L’histoire commence « in medias res », comme on dit en littérature, c’est-à-dire que l’action a déjà démarré avant le lever du rideau. Sophie arrive blessée dans un entrepôt et découvre à la télévision les images de l’attentat symbolique auquel elle vient de participer avec ses amis : déverser de la matière fécale sur Elon Musk en pleine visite auprès du président Macron. Très vite, tout va s’accélérer : son ami Jean arrive avec un homme, Matthieu, qu’il a pris en otage…
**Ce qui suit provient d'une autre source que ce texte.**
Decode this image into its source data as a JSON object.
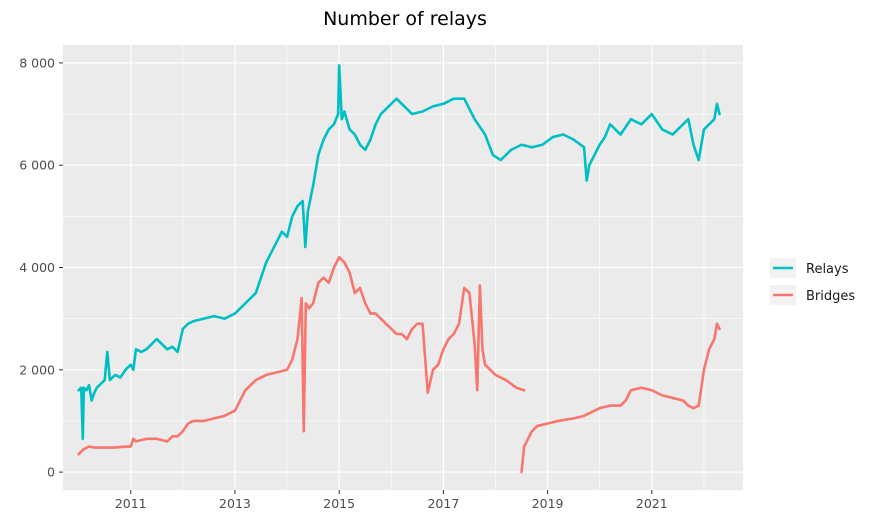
{
  "chart_data": {
    "type": "line",
    "title": "Number of relays",
    "xlabel": "",
    "ylabel": "",
    "xlim": [
      2009.7,
      2022.75
    ],
    "ylim": [
      -350,
      8350
    ],
    "x_ticks": [
      2011,
      2013,
      2015,
      2017,
      2019,
      2021
    ],
    "x_tick_labels": [
      "2011",
      "2013",
      "2015",
      "2017",
      "2019",
      "2021"
    ],
    "y_ticks": [
      0,
      2000,
      4000,
      6000,
      8000
    ],
    "y_tick_labels": [
      "0",
      "2 000",
      "4 000",
      "6 000",
      "8 000"
    ],
    "grid": true,
    "legend_position": "right",
    "series": [
      {
        "name": "Relays",
        "color": "#00BFC4",
        "x": [
          2010.0,
          2010.05,
          2010.08,
          2010.1,
          2010.15,
          2010.2,
          2010.25,
          2010.3,
          2010.35,
          2010.4,
          2010.5,
          2010.55,
          2010.6,
          2010.7,
          2010.8,
          2010.9,
          2011.0,
          2011.05,
          2011.1,
          2011.2,
          2011.3,
          2011.4,
          2011.5,
          2011.6,
          2011.7,
          2011.8,
          2011.9,
          2012.0,
          2012.1,
          2012.2,
          2012.4,
          2012.6,
          2012.8,
          2012.9,
          2013.0,
          2013.2,
          2013.4,
          2013.5,
          2013.6,
          2013.7,
          2013.8,
          2013.9,
          2014.0,
          2014.1,
          2014.2,
          2014.3,
          2014.35,
          2014.4,
          2014.5,
          2014.6,
          2014.7,
          2014.8,
          2014.9,
          2014.98,
          2015.0,
          2015.05,
          2015.1,
          2015.2,
          2015.3,
          2015.4,
          2015.5,
          2015.6,
          2015.7,
          2015.8,
          2015.9,
          2016.0,
          2016.1,
          2016.2,
          2016.4,
          2016.6,
          2016.8,
          2017.0,
          2017.2,
          2017.4,
          2017.6,
          2017.8,
          2017.95,
          2018.1,
          2018.3,
          2018.5,
          2018.7,
          2018.9,
          2019.1,
          2019.3,
          2019.5,
          2019.7,
          2019.75,
          2019.8,
          2019.9,
          2020.0,
          2020.1,
          2020.2,
          2020.4,
          2020.6,
          2020.8,
          2021.0,
          2021.2,
          2021.4,
          2021.6,
          2021.7,
          2021.8,
          2021.9,
          2022.0,
          2022.1,
          2022.2,
          2022.25,
          2022.3
        ],
        "y": [
          1600,
          1650,
          650,
          1650,
          1600,
          1700,
          1400,
          1550,
          1650,
          1700,
          1800,
          2350,
          1800,
          1900,
          1850,
          2000,
          2100,
          2000,
          2400,
          2350,
          2400,
          2500,
          2600,
          2500,
          2400,
          2450,
          2350,
          2800,
          2900,
          2950,
          3000,
          3050,
          3000,
          3050,
          3100,
          3300,
          3500,
          3800,
          4100,
          4300,
          4500,
          4700,
          4600,
          5000,
          5200,
          5300,
          4400,
          5100,
          5600,
          6200,
          6500,
          6700,
          6800,
          7000,
          7950,
          6900,
          7050,
          6700,
          6600,
          6400,
          6300,
          6500,
          6800,
          7000,
          7100,
          7200,
          7300,
          7200,
          7000,
          7050,
          7150,
          7200,
          7300,
          7300,
          6900,
          6600,
          6200,
          6100,
          6300,
          6400,
          6350,
          6400,
          6550,
          6600,
          6500,
          6350,
          5700,
          6000,
          6200,
          6400,
          6550,
          6800,
          6600,
          6900,
          6800,
          7000,
          6700,
          6600,
          6800,
          6900,
          6400,
          6100,
          6700,
          6800,
          6900,
          7200,
          7000
        ]
      },
      {
        "name": "Bridges",
        "color": "#F8766D",
        "x": [
          2010.0,
          2010.1,
          2010.2,
          2010.3,
          2010.5,
          2010.7,
          2010.9,
          2011.0,
          2011.05,
          2011.1,
          2011.3,
          2011.5,
          2011.7,
          2011.8,
          2011.9,
          2012.0,
          2012.1,
          2012.2,
          2012.4,
          2012.6,
          2012.8,
          2013.0,
          2013.2,
          2013.4,
          2013.6,
          2013.8,
          2014.0,
          2014.1,
          2014.2,
          2014.28,
          2014.32,
          2014.36,
          2014.42,
          2014.5,
          2014.6,
          2014.7,
          2014.8,
          2014.9,
          2015.0,
          2015.1,
          2015.2,
          2015.3,
          2015.4,
          2015.5,
          2015.6,
          2015.7,
          2015.8,
          2015.9,
          2016.0,
          2016.1,
          2016.2,
          2016.3,
          2016.4,
          2016.5,
          2016.6,
          2016.7,
          2016.8,
          2016.9,
          2017.0,
          2017.1,
          2017.2,
          2017.3,
          2017.4,
          2017.5,
          2017.6,
          2017.65,
          2017.7,
          2017.75,
          2017.8,
          2017.9,
          2018.0,
          2018.2,
          2018.4,
          2018.55
        ],
        "y": [
          350,
          450,
          500,
          480,
          480,
          480,
          500,
          500,
          650,
          600,
          650,
          650,
          600,
          700,
          700,
          800,
          950,
          1000,
          1000,
          1050,
          1100,
          1200,
          1600,
          1800,
          1900,
          1950,
          2000,
          2200,
          2600,
          3400,
          800,
          3300,
          3200,
          3300,
          3700,
          3800,
          3700,
          4000,
          4200,
          4100,
          3900,
          3500,
          3600,
          3300,
          3100,
          3100,
          3000,
          2900,
          2800,
          2700,
          2700,
          2600,
          2800,
          2900,
          2900,
          1550,
          2000,
          2100,
          2400,
          2600,
          2700,
          2900,
          3600,
          3500,
          2500,
          1600,
          3650,
          2400,
          2100,
          2000,
          1900,
          1800,
          1650,
          1600
        ]
      },
      {
        "name": "",
        "color": "#F8766D",
        "x": [
          2018.5,
          2018.55,
          2018.6,
          2018.7,
          2018.8,
          2019.0,
          2019.2,
          2019.5,
          2019.7,
          2019.9,
          2020.0,
          2020.2,
          2020.4,
          2020.5,
          2020.6,
          2020.8,
          2021.0,
          2021.2,
          2021.4,
          2021.6,
          2021.7,
          2021.8,
          2021.9,
          2022.0,
          2022.1,
          2022.2,
          2022.25,
          2022.3
        ],
        "y": [
          0,
          500,
          600,
          800,
          900,
          950,
          1000,
          1050,
          1100,
          1200,
          1250,
          1300,
          1300,
          1400,
          1600,
          1650,
          1600,
          1500,
          1450,
          1400,
          1300,
          1250,
          1300,
          2000,
          2400,
          2600,
          2900,
          2800
        ]
      }
    ]
  }
}
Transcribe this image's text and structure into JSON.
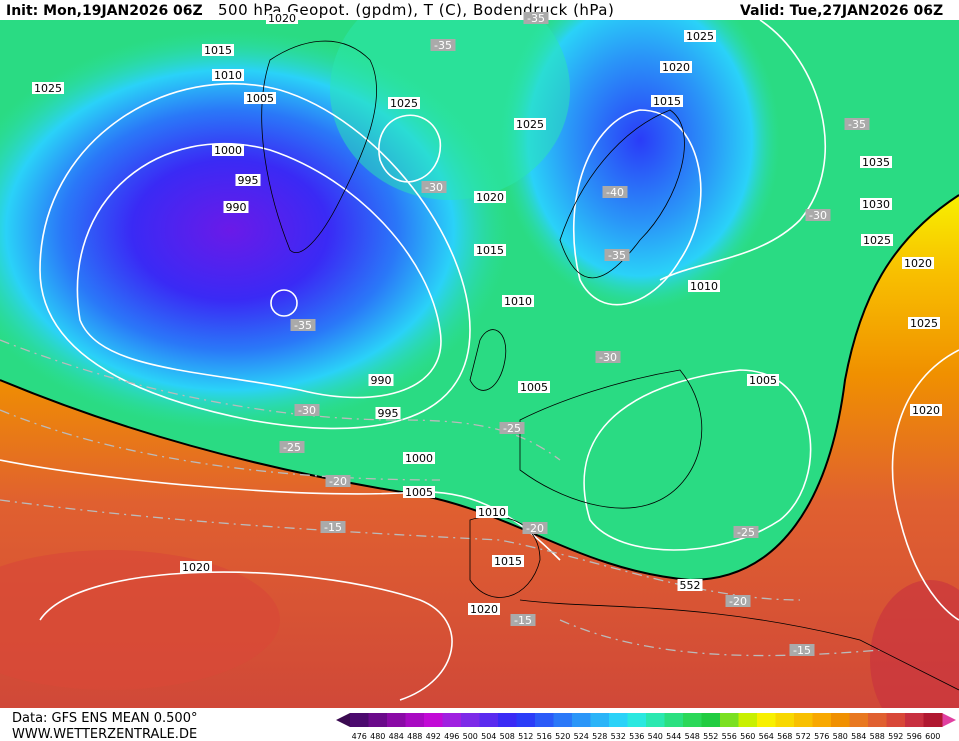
{
  "header": {
    "init": "Init: Mon,19JAN2026 06Z",
    "title": "500 hPa Geopot. (gpdm), T (C), Bodendruck (hPa)",
    "valid": "Valid: Tue,27JAN2026 06Z"
  },
  "footer": {
    "data": "Data: GFS ENS MEAN 0.500°",
    "site": "WWW.WETTERZENTRALE.DE"
  },
  "pressure_labels": [
    "1020",
    "1015",
    "1010",
    "1025",
    "1005",
    "1000",
    "995",
    "990",
    "1025",
    "1025",
    "1020",
    "1015",
    "1010",
    "1025",
    "1020",
    "1015",
    "1035",
    "1030",
    "1025",
    "1020",
    "1025",
    "1010",
    "1005",
    "1005",
    "1020",
    "990",
    "995",
    "1000",
    "1005",
    "1010",
    "1015",
    "1020",
    "1020"
  ],
  "temperature_labels": [
    "-35",
    "-35",
    "-30",
    "-40",
    "-35",
    "-35",
    "-35",
    "-30",
    "-30",
    "-30",
    "-25",
    "-25",
    "-20",
    "-20",
    "-15",
    "-25",
    "-20",
    "-15",
    "-15"
  ],
  "contour_label": "552",
  "colorbar": [
    476,
    480,
    484,
    488,
    492,
    496,
    500,
    504,
    508,
    512,
    516,
    520,
    524,
    528,
    532,
    536,
    540,
    544,
    548,
    552,
    556,
    560,
    564,
    568,
    572,
    576,
    580,
    584,
    588,
    592,
    596,
    600
  ]
}
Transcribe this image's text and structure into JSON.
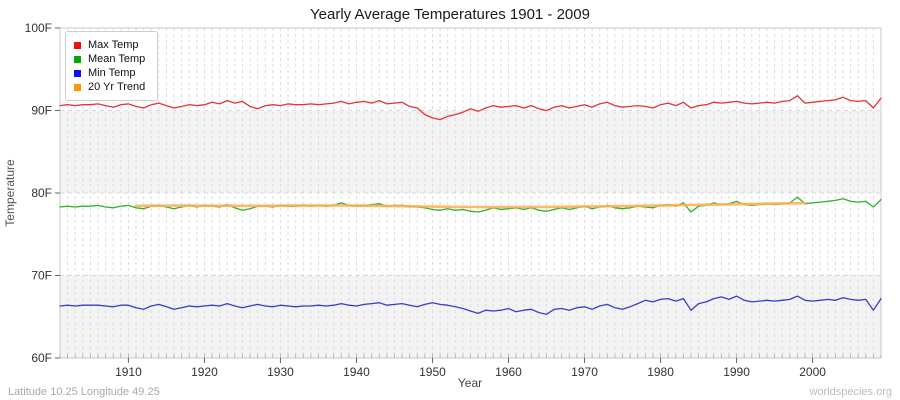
{
  "header": {
    "title": "Yearly Average Temperatures 1901 - 2009"
  },
  "footer": {
    "left": "Latitude 10.25 Longitude 49.25",
    "right": "worldspecies.org"
  },
  "legend": {
    "items": [
      {
        "label": "Max Temp",
        "swatch_color": "#ee1111"
      },
      {
        "label": "Mean Temp",
        "swatch_color": "#00aa00"
      },
      {
        "label": "Min Temp",
        "swatch_color": "#1111ee"
      },
      {
        "label": "20 Yr Trend",
        "swatch_color": "#ff9900"
      }
    ]
  },
  "colors": {
    "plot_border": "#c8c8c8",
    "band_gray": "#f3f3f3",
    "band_white": "#ffffff",
    "vgrid": "#dcdcdc",
    "hgrid": "#d8d8d8",
    "tick": "#666666",
    "minor_tick": "#aaaaaa",
    "tick_label": "#333333"
  },
  "chart_data": {
    "type": "line",
    "title": "Yearly Average Temperatures 1901 - 2009",
    "xlabel": "Year",
    "ylabel": "Temperature",
    "xlim": [
      1901,
      2009
    ],
    "ylim": [
      60,
      100
    ],
    "y_tick_step": 10,
    "y_tick_suffix": "F",
    "x_major_ticks": [
      1910,
      1920,
      1930,
      1940,
      1950,
      1960,
      1970,
      1980,
      1990,
      2000
    ],
    "grid": {
      "vertical_minor_every_year": true,
      "horizontal_major": true,
      "alternating_bands": true
    },
    "legend_position": "top-left",
    "series": [
      {
        "name": "Max Temp",
        "color": "#e53434",
        "width": 1.3,
        "opacity": 1,
        "start_year": 1901,
        "values": [
          90.6,
          90.7,
          90.6,
          90.7,
          90.7,
          90.8,
          90.6,
          90.4,
          90.7,
          90.8,
          90.5,
          90.3,
          90.7,
          90.9,
          90.6,
          90.3,
          90.5,
          90.7,
          90.6,
          90.7,
          91.0,
          90.8,
          91.2,
          90.9,
          91.1,
          90.5,
          90.2,
          90.6,
          90.7,
          90.6,
          90.8,
          90.7,
          90.7,
          90.8,
          90.7,
          90.8,
          90.9,
          91.1,
          90.8,
          91.0,
          91.1,
          90.9,
          91.2,
          90.8,
          90.9,
          91.0,
          90.5,
          90.3,
          89.5,
          89.1,
          88.9,
          89.3,
          89.5,
          89.8,
          90.2,
          89.9,
          90.3,
          90.6,
          90.4,
          90.5,
          90.6,
          90.3,
          90.6,
          90.2,
          90.0,
          90.4,
          90.6,
          90.3,
          90.5,
          90.7,
          90.4,
          90.8,
          91.0,
          90.6,
          90.4,
          90.5,
          90.6,
          90.5,
          90.3,
          90.7,
          90.9,
          90.6,
          91.0,
          90.3,
          90.6,
          90.7,
          91.0,
          90.9,
          91.0,
          91.1,
          90.9,
          90.8,
          90.9,
          91.0,
          90.9,
          91.1,
          91.2,
          91.8,
          90.9,
          91.0,
          91.1,
          91.2,
          91.3,
          91.6,
          91.2,
          91.1,
          91.2,
          90.3,
          91.5
        ]
      },
      {
        "name": "Mean Temp",
        "color": "#2eb22e",
        "width": 1.3,
        "opacity": 1,
        "start_year": 1901,
        "values": [
          78.3,
          78.4,
          78.3,
          78.4,
          78.4,
          78.5,
          78.3,
          78.2,
          78.4,
          78.5,
          78.2,
          78.1,
          78.4,
          78.5,
          78.3,
          78.1,
          78.3,
          78.5,
          78.3,
          78.5,
          78.4,
          78.3,
          78.6,
          78.2,
          77.9,
          78.1,
          78.4,
          78.4,
          78.3,
          78.5,
          78.4,
          78.4,
          78.5,
          78.4,
          78.5,
          78.4,
          78.5,
          78.8,
          78.5,
          78.4,
          78.5,
          78.6,
          78.7,
          78.4,
          78.5,
          78.5,
          78.4,
          78.3,
          78.2,
          78.0,
          77.9,
          78.1,
          77.9,
          78.0,
          77.8,
          77.7,
          77.9,
          78.2,
          78.0,
          78.1,
          78.2,
          78.0,
          78.2,
          77.9,
          77.8,
          78.0,
          78.2,
          78.0,
          78.2,
          78.4,
          78.1,
          78.3,
          78.5,
          78.2,
          78.1,
          78.2,
          78.4,
          78.3,
          78.2,
          78.5,
          78.6,
          78.4,
          78.8,
          77.7,
          78.4,
          78.5,
          78.8,
          78.6,
          78.7,
          79.0,
          78.6,
          78.5,
          78.6,
          78.7,
          78.6,
          78.7,
          78.8,
          79.5,
          78.7,
          78.8,
          78.9,
          79.0,
          79.1,
          79.3,
          79.0,
          78.9,
          79.0,
          78.3,
          79.2
        ]
      },
      {
        "name": "Min Temp",
        "color": "#3c3ccd",
        "width": 1.3,
        "opacity": 1,
        "start_year": 1901,
        "values": [
          66.3,
          66.4,
          66.3,
          66.4,
          66.4,
          66.4,
          66.3,
          66.2,
          66.4,
          66.4,
          66.1,
          65.9,
          66.3,
          66.5,
          66.2,
          65.9,
          66.1,
          66.3,
          66.2,
          66.3,
          66.4,
          66.3,
          66.6,
          66.3,
          66.1,
          66.3,
          66.5,
          66.3,
          66.2,
          66.4,
          66.3,
          66.2,
          66.3,
          66.3,
          66.4,
          66.3,
          66.4,
          66.6,
          66.4,
          66.3,
          66.5,
          66.6,
          66.7,
          66.4,
          66.5,
          66.6,
          66.4,
          66.2,
          66.5,
          66.7,
          66.5,
          66.4,
          66.2,
          66.0,
          65.7,
          65.4,
          65.8,
          65.7,
          65.8,
          66.0,
          65.6,
          65.8,
          65.9,
          65.5,
          65.3,
          65.9,
          66.0,
          65.8,
          66.1,
          66.2,
          65.9,
          66.3,
          66.5,
          66.1,
          65.9,
          66.2,
          66.6,
          67.0,
          66.8,
          67.1,
          67.2,
          66.9,
          67.2,
          65.8,
          66.6,
          66.8,
          67.2,
          67.4,
          67.1,
          67.5,
          67.0,
          66.8,
          66.9,
          67.0,
          66.9,
          67.0,
          67.1,
          67.5,
          67.0,
          66.9,
          67.0,
          67.1,
          67.0,
          67.3,
          67.1,
          67.0,
          67.1,
          65.8,
          67.2
        ]
      },
      {
        "name": "20 Yr Trend",
        "color": "#ffae4f",
        "width": 2.6,
        "opacity": 0.88,
        "start_year": 1911,
        "values": [
          78.45,
          78.45,
          78.46,
          78.46,
          78.46,
          78.47,
          78.47,
          78.47,
          78.46,
          78.46,
          78.46,
          78.46,
          78.46,
          78.45,
          78.45,
          78.45,
          78.45,
          78.45,
          78.46,
          78.46,
          78.47,
          78.47,
          78.48,
          78.48,
          78.49,
          78.49,
          78.49,
          78.48,
          78.48,
          78.47,
          78.46,
          78.45,
          78.44,
          78.42,
          78.41,
          78.4,
          78.38,
          78.37,
          78.36,
          78.35,
          78.34,
          78.33,
          78.32,
          78.31,
          78.3,
          78.3,
          78.29,
          78.29,
          78.3,
          78.3,
          78.3,
          78.31,
          78.31,
          78.32,
          78.32,
          78.33,
          78.33,
          78.34,
          78.35,
          78.36,
          78.37,
          78.38,
          78.39,
          78.4,
          78.41,
          78.43,
          78.44,
          78.46,
          78.47,
          78.49,
          78.5,
          78.52,
          78.53,
          78.55,
          78.56,
          78.58,
          78.59,
          78.61,
          78.62,
          78.64,
          78.65,
          78.67,
          78.68,
          78.7,
          78.71,
          78.73,
          78.74,
          78.76,
          78.77
        ]
      }
    ]
  }
}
Si « Denali » était basée sur des faits réels, avec « Freedom Club », Nicolas Le Bricquir se lance dans le domaine de la dystopie. Certains comparent même cette pièce à un épisode de « Black Mirror » qui deviendrait vivant. Et tous les ingrédients en sont présents : une situation qui pourrait être réelle avec la présence de grands hommes de notre monde dans la ville de Paris et une avancée des technologies qui semble tout à fait plausible. Le spectateur est placé en tension dès les premières minutes de la pièce. Il découvre ce qui s’est passé avant au fur et à mesure de l’action, à la fois grâce aux échanges entre les personnages mais aussi grâce aux journaux télévisés. On ne peut que saluer l’utilisation des écrans de télévision (ceux des années 90) au plateau : tournés vers les comédiens, le public ne les voit qu’à un moment stratégique de l’action et ne peut donc qu’entendre les événements qui sont contés. Cela apporte une part d’imagination particulièrement intéressante mais aussi de frustration. L’être humain, fasciné par les écrans, s’en voit privé d’un coup alors qu’il en obtient le contenu sonore. L’action des membres du Freedom Club n’en apparaît que plus poignante puisque l’on connaît la force de l’imagination, toujours plus puissante que de simples images. Le spectateur devient un peu acteur de la situation, cherchant à imbriquer ce puzzle d’informations afin de bien comprendre le propos. Et ça fonctionne. Si des rires fusent parfois dans la salle, c’est justement parce que le public imagine parfaitement ce qu’il entend. On est happé par le récit. Nicolas Le Bricquir joue avec la posture du spectateur pour l’impliquer directement dans des faits qui pourraient le concerner. C’est brillant.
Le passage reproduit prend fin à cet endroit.